Und der Plan ging auf. Vor allem die Routiniers Mattuschka und Brunnemann hatten großen Anteil am Sprung in die Viertklassigkeit 2017. Ergänzt durch Sanogo (2017/18) und Ede (2018/19) hielt Altglienicke zweimal hauchzart die Klasse, ehe zu dieser Saison Karsten Heine als neuer Trainer installiert wurde. Und der favorisiert einen anderen Weg. Einen mit jüngeren, strebsameren Akteuren, wie er in der "Berliner Zeitung" zitiert wurde: "Die wollen noch nach oben. Unsere Mischung aus aufstrebenden Spielern und auch erfahrenen Leuten ist gut."

Die Zuschauerzahlen sind gering

Und auch dieser Plan ging bislang auf. Nach 14 Spieltagen steht Altglienicke mit 31 Punkten an der Spitze der Tabelle. Nur vier Spieler, die älter als 30 sind, gehören zum Kader. Sechs U-23-Spieler kamen schon zum Einsatz. Vom Glanz der ehemaligen Profis ist nicht mehr viel übriggeblieben. Christopher Quiring (ehemals Union und Rostock) kommt auf fünf Einsätze, Mattuschka sitzt immerhin noch als Co-Trainer auf der Bank.

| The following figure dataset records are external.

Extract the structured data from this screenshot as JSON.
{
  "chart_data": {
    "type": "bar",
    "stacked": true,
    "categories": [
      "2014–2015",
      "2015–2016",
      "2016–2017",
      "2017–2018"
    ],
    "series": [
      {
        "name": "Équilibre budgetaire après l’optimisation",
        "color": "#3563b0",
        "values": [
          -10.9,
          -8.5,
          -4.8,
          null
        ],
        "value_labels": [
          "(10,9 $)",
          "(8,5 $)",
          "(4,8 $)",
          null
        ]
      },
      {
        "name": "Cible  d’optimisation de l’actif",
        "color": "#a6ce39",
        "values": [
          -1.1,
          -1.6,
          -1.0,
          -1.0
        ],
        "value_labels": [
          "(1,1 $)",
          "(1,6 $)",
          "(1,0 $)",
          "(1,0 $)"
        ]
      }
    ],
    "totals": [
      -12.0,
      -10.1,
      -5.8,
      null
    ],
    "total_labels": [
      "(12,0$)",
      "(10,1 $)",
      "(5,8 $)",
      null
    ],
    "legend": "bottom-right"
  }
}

Trotz der greifbaren Möglichkeit, erstmals in die 3. Liga aufzusteigen, sind die Spiele der VSG eher schlecht besucht. Im Stadtduell mit Viktoria Berlin kamen gerade einmal 187 Zuschauer, gegen Meuselwitz 105 - fast wie zu Kreisliga-Zeiten. Woran das liegen könnte? Weil das eigene Stadion nicht die Auflagen für die Regionalliga erfüllt, weichen die Köpenicker seit zwei Jahren in den rund 20 Kilometer entfernten Friedrich-Ludwig-Jahn-Sportpark im Stadtteil Prenzlauer Berg aus.

Wir können eine Nische sein, wo man für zehn Euro Eintritt bei Bratwurst und Bier 3. Liga sehen kann.

Marketingmanager Detlef Müller im Jahr 2018

Doch Besserung ist in Sicht. Zur Saison 2020/21 soll "das Gros unserer Heimspiele in der heimischen Sänger-Anlage" gespielt werden. "Der Bauauftrag ist gestellt, die Förderanträge sind fertig", meinte Sportchef Daniel Böhm. Bis dahin soll die Willi-Sänger-Sportanlage regionalligatauglich gemacht werden.

Oder sogar drittligatauglich? "Wir können eine Nische sein, wo man für zehn Euro Eintritt bei Bratwurst und Bier 3. Liga sehen kann", formulierte Marketingmanager Detlef Müller bereits 2018 die Vision. "Viele wissen ja nicht mal, dass Altglienicke in Berlin liegt. Wir sorgen jetzt erst mal dafür, dass die Leute mit unserem Namen was anfangen können", meinte Böhm vor zweieinhalb Jahren nach der Oberliga-Meisterschaft. Ein weiterer Aufstieg würde seinen Teil dazu beitragen.